Saturday, June 22, 2013


Reading related argumentative essay: “Should Physician Pay Be Tied to Performance?” Level *** reading tasks
Certainly in the past and even recently, the profession parents dreamt of for their precious offspring was the law or medicine. There are two reasons for this preference: respectability and good earnings. The fee for service system we are all familiar with guarantees a house, a summer house, a car and a healthy bank balance to a lot of doctors who can send their kids to private schools and enjoy every luxury. The patient on the other hand may need to trek back to the hospital for reams of tests, pay through the nose for a host of procedures he later finds out he doesn’t need. God help him if he has no health insurance.  This current, seemingly corrupt system cannot be allowed to continue; providers of health care should be paid for performance.

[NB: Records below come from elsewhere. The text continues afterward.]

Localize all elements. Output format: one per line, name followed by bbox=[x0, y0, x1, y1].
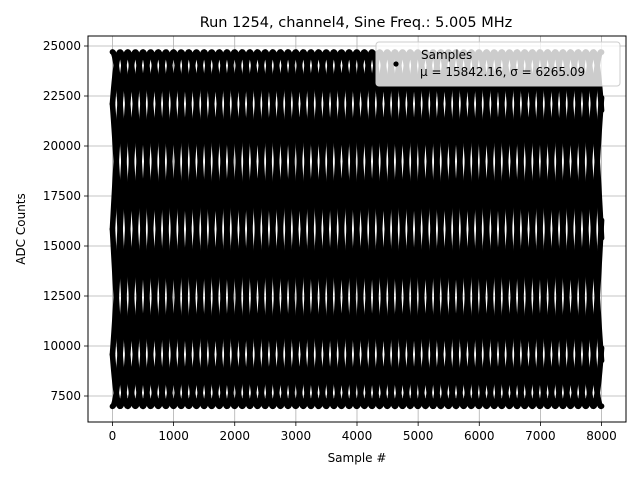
x-axis-label: Sample # bbox=[328, 451, 387, 465]
x-tick-label: 0 bbox=[109, 429, 117, 443]
y-tick-label: 17500 bbox=[43, 189, 81, 203]
x-tick-label: 8000 bbox=[586, 429, 617, 443]
y-tick-label: 22500 bbox=[43, 89, 81, 103]
y-tick-label: 20000 bbox=[43, 139, 81, 153]
x-tick-label: 3000 bbox=[281, 429, 312, 443]
y-tick-label: 15000 bbox=[43, 239, 81, 253]
y-tick-label: 12500 bbox=[43, 289, 81, 303]
legend-marker bbox=[393, 61, 399, 67]
y-tick-label: 7500 bbox=[50, 389, 81, 403]
x-tick-label: 7000 bbox=[525, 429, 556, 443]
chart-title: Run 1254, channel4, Sine Freq.: 5.005 MH… bbox=[200, 15, 513, 31]
axis-ticks: 0 1000 2000 3000 4000 5000 6000 7000 8000 7500 100… bbox=[43, 39, 617, 443]
x-tick-label: 4000 bbox=[342, 429, 373, 443]
legend-box bbox=[375, 41, 621, 87]
sample-trace bbox=[109, 49, 605, 410]
y-axis-label: ADC Counts bbox=[14, 193, 28, 265]
sample-trace bbox=[109, 49, 605, 410]
legend: Samples μ = 15842.16, σ = 6265.09 bbox=[375, 41, 621, 87]
x-tick-label: 6000 bbox=[464, 429, 495, 443]
x-tick-label: 5000 bbox=[403, 429, 434, 443]
x-tick-label: 1000 bbox=[158, 429, 189, 443]
y-tick-label: 25000 bbox=[43, 39, 81, 53]
legend-series-label: Samples bbox=[421, 48, 472, 62]
legend-stats-label: μ = 15842.16, σ = 6265.09 bbox=[420, 65, 585, 79]
x-tick-label: 2000 bbox=[219, 429, 250, 443]
y-tick-label: 10000 bbox=[43, 339, 81, 353]
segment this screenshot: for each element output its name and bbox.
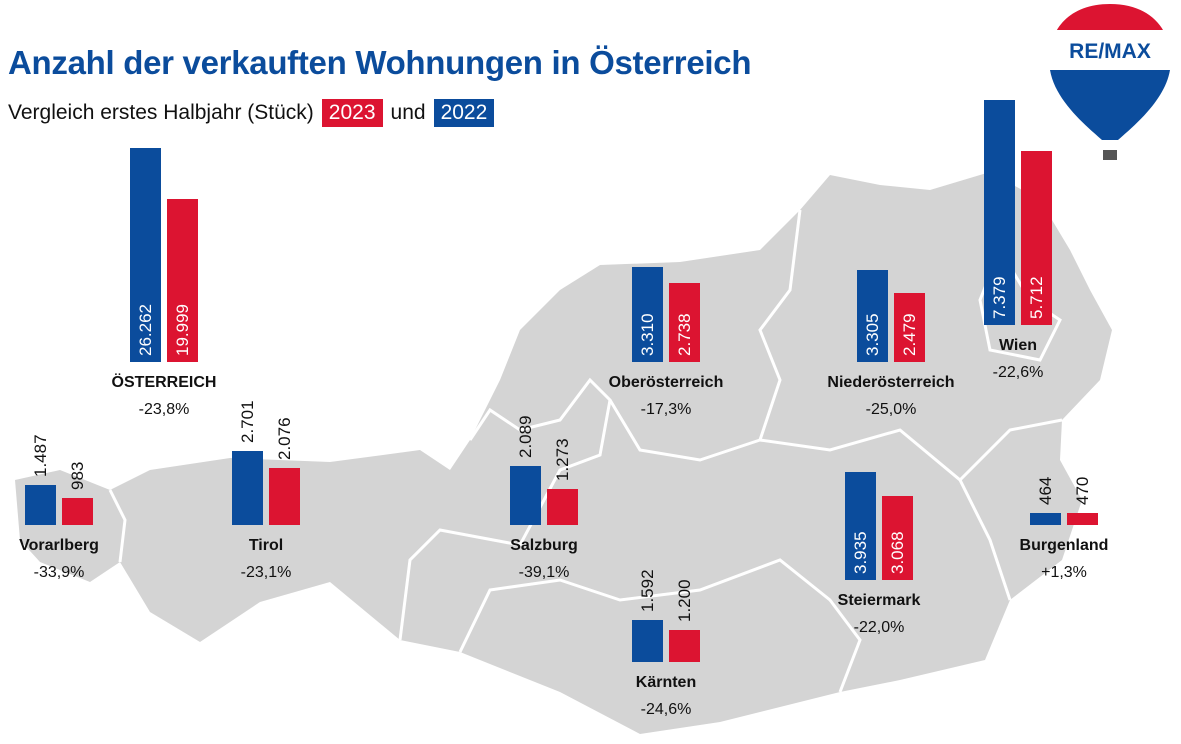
region-change: -22,6%	[992, 364, 1044, 381]
value-label-2023: 5.712	[1027, 276, 1046, 319]
bar-2023	[1021, 150, 1052, 325]
bar-2022	[510, 466, 541, 525]
region-name: Oberösterreich	[608, 374, 724, 391]
value-label-2023: 1.273	[553, 438, 572, 482]
bar-2022	[25, 484, 56, 525]
region-name: Kärnten	[635, 674, 697, 691]
austria-shape	[15, 172, 1112, 734]
value-label-2022: 3.935	[851, 531, 870, 574]
region-change: -23,8%	[138, 401, 190, 418]
legend-2022: 2022	[433, 99, 495, 127]
region-name: Salzburg	[510, 537, 578, 554]
value-label-2022: 464	[1036, 476, 1055, 505]
remax-balloon-logo: RE/MAX	[1049, 4, 1171, 160]
value-label-2023: 2.076	[275, 417, 294, 461]
region-borders	[108, 209, 1063, 693]
value-label-2022: 1.592	[638, 569, 657, 612]
bar-2023	[269, 468, 300, 525]
region-name: Vorarlberg	[19, 537, 99, 554]
bar-2022	[632, 619, 663, 662]
value-label-2022: 26.262	[136, 304, 155, 356]
bar-2023	[669, 630, 700, 662]
value-label-2023: 19.999	[173, 304, 192, 356]
region-name: Steiermark	[837, 592, 921, 609]
value-label-2023: 2.738	[675, 313, 694, 356]
region-change: -24,6%	[640, 701, 692, 718]
bar-2022	[130, 147, 161, 362]
region-change: +1,3%	[1041, 564, 1087, 581]
region-change: -25,0%	[865, 401, 917, 418]
bar-2022	[632, 267, 663, 362]
value-label-2022: 3.310	[638, 313, 657, 356]
bar-2023	[1067, 512, 1098, 525]
value-label-2022: 3.305	[863, 313, 882, 356]
bar-2023	[669, 283, 700, 362]
region-name: Tirol	[248, 537, 284, 554]
logo-text: RE/MAX	[1069, 40, 1151, 63]
bar-2023	[62, 498, 93, 525]
bar-2023	[167, 199, 198, 362]
bar-2022	[857, 269, 888, 362]
region-change: -22,0%	[853, 619, 905, 636]
region-change: -17,3%	[640, 401, 692, 418]
region-change: -33,9%	[33, 564, 85, 581]
region-name: Burgenland	[1019, 537, 1109, 554]
bar-2022	[1030, 512, 1061, 525]
bar-2022	[845, 472, 876, 580]
value-label-2023: 2.479	[900, 313, 919, 356]
value-label-2023: 3.068	[888, 531, 907, 574]
value-label-2022: 2.089	[516, 415, 535, 459]
bar-2022	[984, 99, 1015, 325]
value-label-2023: 470	[1073, 476, 1092, 505]
page-title: Anzahl der verkauften Wohnungen in Öster…	[8, 44, 752, 81]
legend-connector: und	[390, 101, 426, 124]
value-label-2023: 983	[68, 461, 87, 491]
bar-2023	[894, 292, 925, 362]
bar-2022	[232, 450, 263, 525]
value-label-2022: 1.487	[31, 434, 50, 477]
value-label-2022: 2.701	[238, 400, 257, 443]
subtitle: Vergleich erstes Halbjahr (Stück) 2023 u…	[8, 99, 495, 127]
legend-2023: 2023	[321, 99, 383, 127]
region-name: ÖSTERREICH	[111, 374, 217, 391]
bar-2023	[547, 489, 578, 525]
value-label-2022: 7.379	[990, 276, 1009, 319]
region-change: -39,1%	[518, 564, 570, 581]
region-name: Niederösterreich	[827, 374, 955, 391]
region-name: Wien	[998, 337, 1038, 354]
region-change: -23,1%	[240, 564, 292, 581]
subtitle-text: Vergleich erstes Halbjahr (Stück)	[8, 101, 314, 124]
bar-2023	[882, 495, 913, 580]
value-label-2023: 1.200	[675, 579, 694, 623]
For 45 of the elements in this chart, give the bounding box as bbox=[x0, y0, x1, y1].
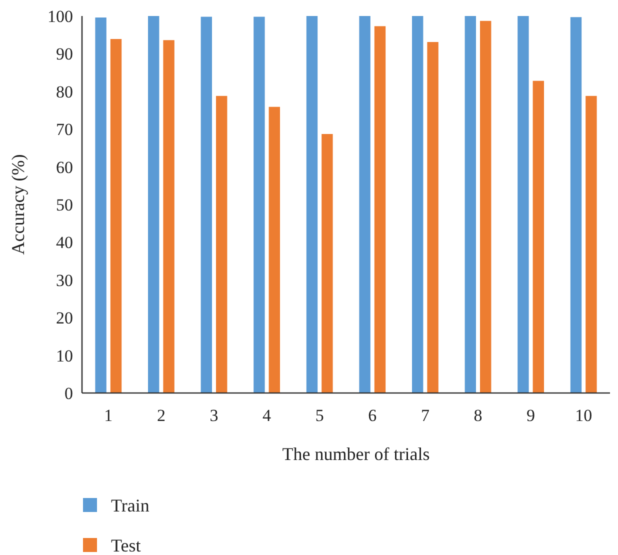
x-tick-label: 7 bbox=[420, 406, 430, 425]
y-axis-title: Accuracy (%) bbox=[8, 154, 28, 255]
y-tick-label: 30 bbox=[56, 270, 73, 290]
bar bbox=[518, 16, 529, 393]
y-tick-label: 20 bbox=[56, 308, 73, 328]
bar bbox=[268, 106, 280, 393]
x-tick-label: 6 bbox=[368, 406, 377, 425]
bar bbox=[427, 42, 438, 393]
bar bbox=[532, 80, 544, 393]
bar bbox=[359, 16, 370, 393]
bar bbox=[254, 16, 265, 393]
x-tick-label: 5 bbox=[315, 406, 324, 425]
x-tick-label: 3 bbox=[210, 406, 218, 425]
bar bbox=[586, 96, 597, 393]
bar bbox=[374, 26, 386, 393]
bar bbox=[464, 16, 476, 393]
y-tick-label: 40 bbox=[56, 233, 73, 252]
legend-label: Test bbox=[111, 535, 141, 555]
bar bbox=[163, 40, 174, 393]
bar bbox=[148, 16, 160, 393]
y-tick-label: 100 bbox=[48, 6, 73, 26]
x-tick-label: 8 bbox=[474, 406, 482, 425]
legend-label: Train bbox=[111, 495, 150, 516]
bar bbox=[306, 16, 318, 393]
bar bbox=[110, 38, 122, 393]
bar bbox=[216, 96, 228, 393]
y-tick-label: 10 bbox=[56, 346, 73, 366]
x-tick-label: 9 bbox=[526, 406, 536, 425]
y-tick-label: 50 bbox=[56, 195, 73, 214]
bar bbox=[412, 16, 424, 393]
bar bbox=[570, 17, 582, 393]
bar bbox=[95, 18, 106, 393]
y-tick-label: 70 bbox=[56, 120, 73, 140]
y-tick-label: 80 bbox=[56, 82, 73, 102]
bar bbox=[480, 20, 492, 393]
y-tick-label: 90 bbox=[56, 44, 73, 64]
bar bbox=[200, 16, 212, 393]
x-tick-label: 1 bbox=[104, 406, 113, 425]
x-axis-title: The number of trials bbox=[282, 444, 430, 464]
x-tick-label: 2 bbox=[156, 406, 166, 425]
x-tick-label: 4 bbox=[262, 406, 272, 425]
x-tick-label: 10 bbox=[575, 406, 592, 425]
y-tick-label: 0 bbox=[64, 384, 73, 403]
y-tick-label: 60 bbox=[56, 158, 73, 177]
bar bbox=[322, 134, 333, 393]
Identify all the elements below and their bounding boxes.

One important aspect of Obama’s health care bill involves reimbursing doctors in accordance with patient satisfaction surveys and how well they comply with procedures for patient care. Such a system would remove the incentive to do unnecessary tests, confine people to hospital beds for no good reason and many other bad incentives. Critics argue that there are far too many opportunities for doctors to game the system like setting the standards purposely low or altering the wording on patient charts but these and similar hitches can easily be circumvented by not allowing the doctors themselves to set the standards and giving doctors boxes to tick rather than reports to write. Just because there are certain hiccups, it doesn’t mean the system needs to be scrapped; it means the glitches need to be fixed.

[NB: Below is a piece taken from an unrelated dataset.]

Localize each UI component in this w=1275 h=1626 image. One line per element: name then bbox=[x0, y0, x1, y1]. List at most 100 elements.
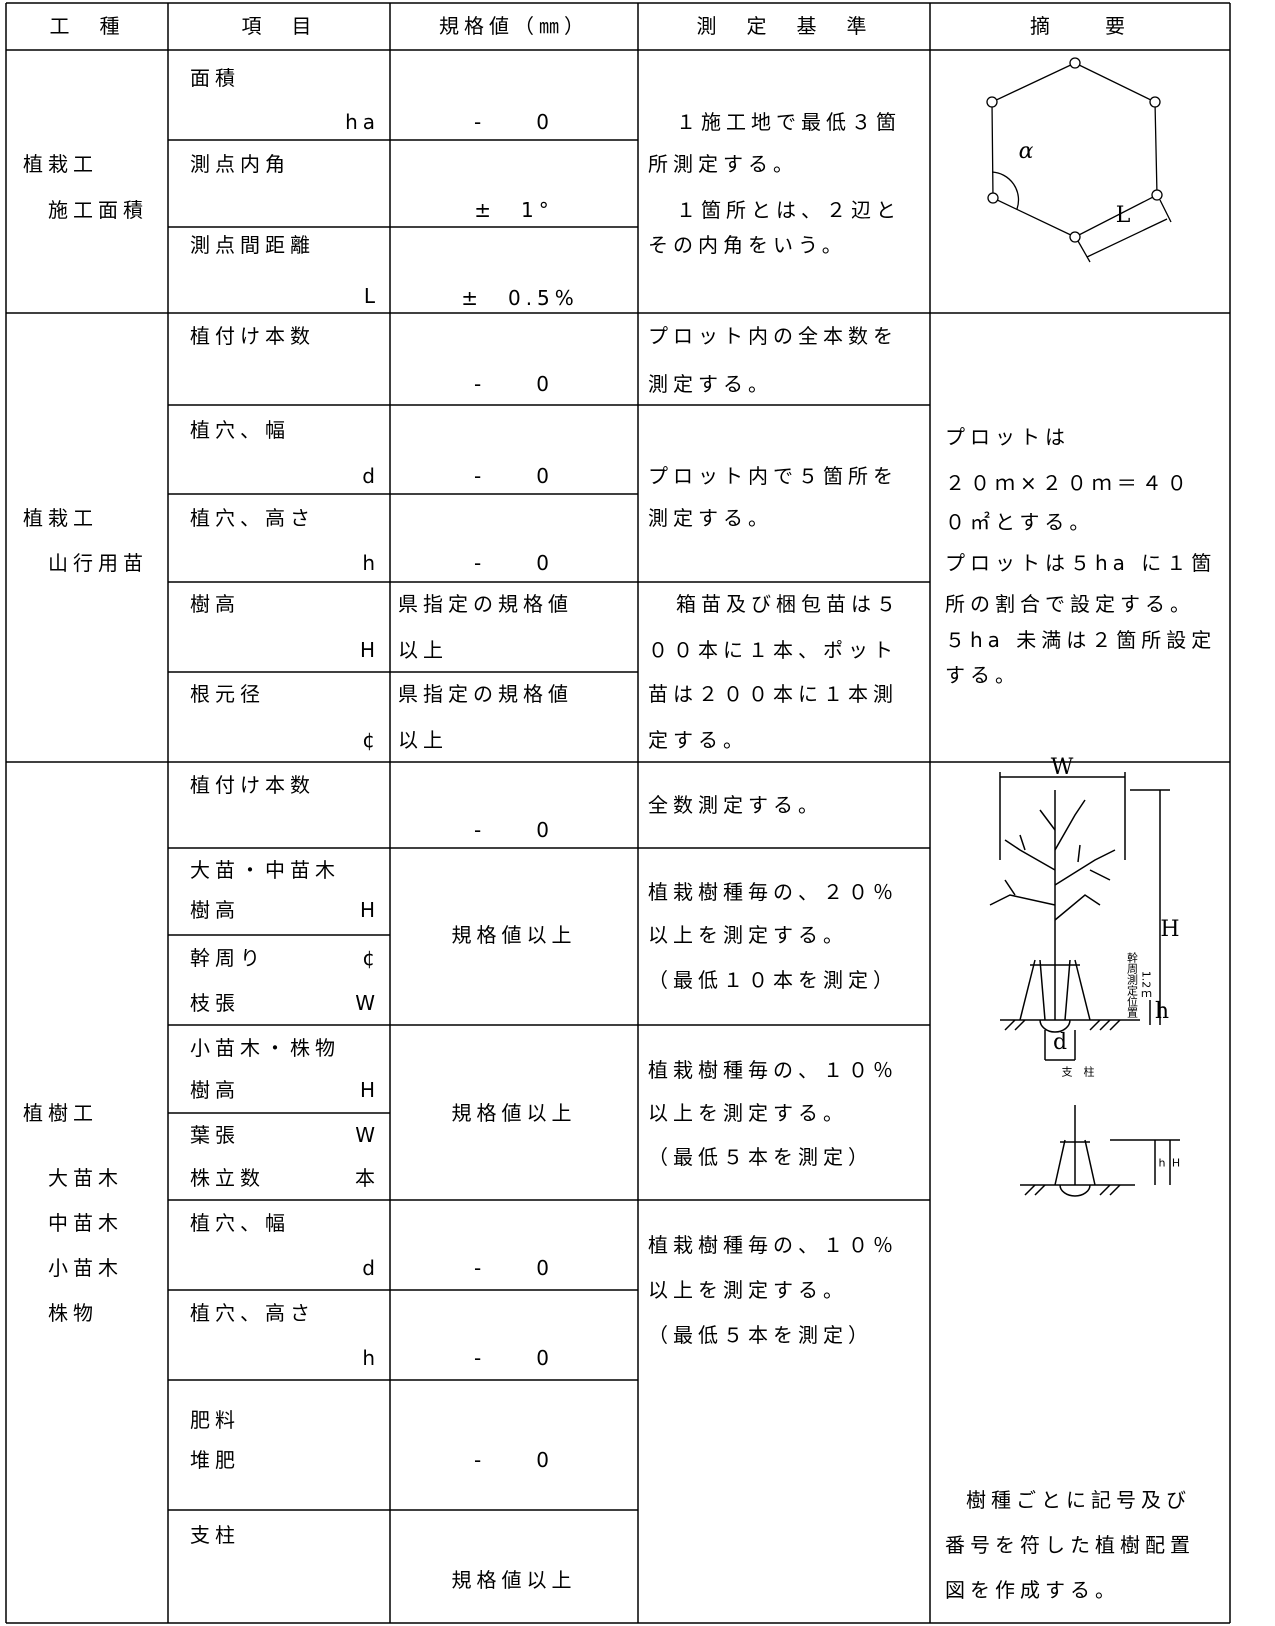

Critics have also been clamoring that a physician’s performance is far too complex to measure and that due to the team work that goes on, it is hard to determine where one doctor’s responsibility ends and another’s begins. Who said anything about having the same standards for each branch of medicine? While death rates could be a good yard stick for surgery, it wouldn’t do at all for family doctors. The criteria will have to be custom designed. That the current system is out of control and some checks need to be applied goes without saying and paying for performance certainly fits the bill. Undeniably there are problems that need to be ironed out and let us face it, most things are better than what we currently have.

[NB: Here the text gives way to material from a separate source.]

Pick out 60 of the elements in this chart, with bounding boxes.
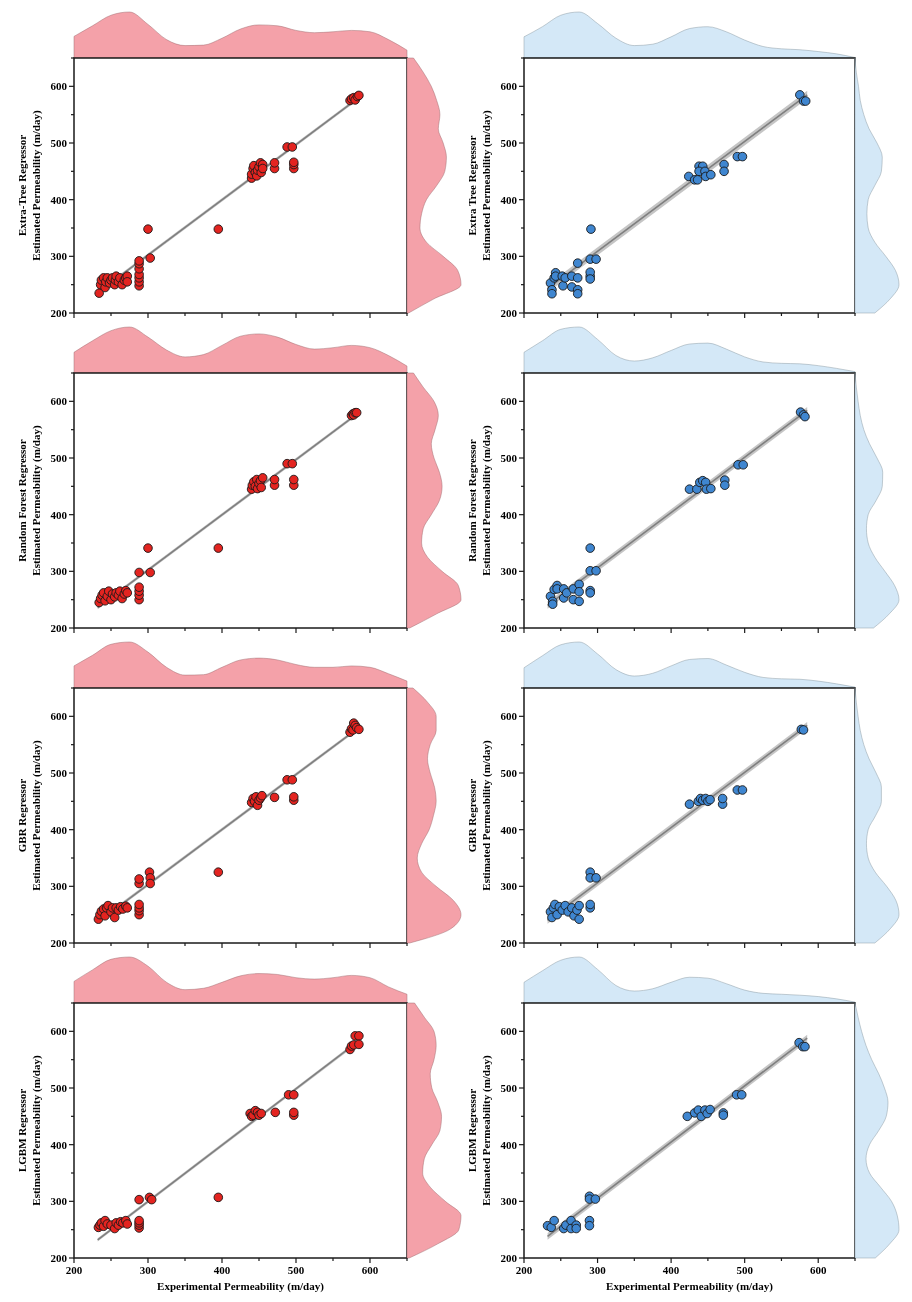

It is also argued by critics that paying for performance will weaken or even prevent doctors from trying to do a good job just for altruistic reasons or for the satisfaction of doing a good job. One thing that is being overlooked here is the psychology of scientists and doctors. There comes a point for every man or woman of science when everything fades away and all that remains is the problem: how to stem the bleeding for example or how to make the sutras hold. There is also the case of seemingly intractable problems where human genius is pitted against the disease; doctors and other healthcare professionals are not quitters. No amount of paying for performance will kill these instincts.
To sum up, there is far too much wrong with the current system of fee for service to continue with it. Paying for performance is a much fairer system despite the problems it sometimes presents. Shortcomings naturally emerge when any complex procedure is being tried for the first time. The thing to do in this case is to iron out the problems not go back to a system anyone can see doesn’t work.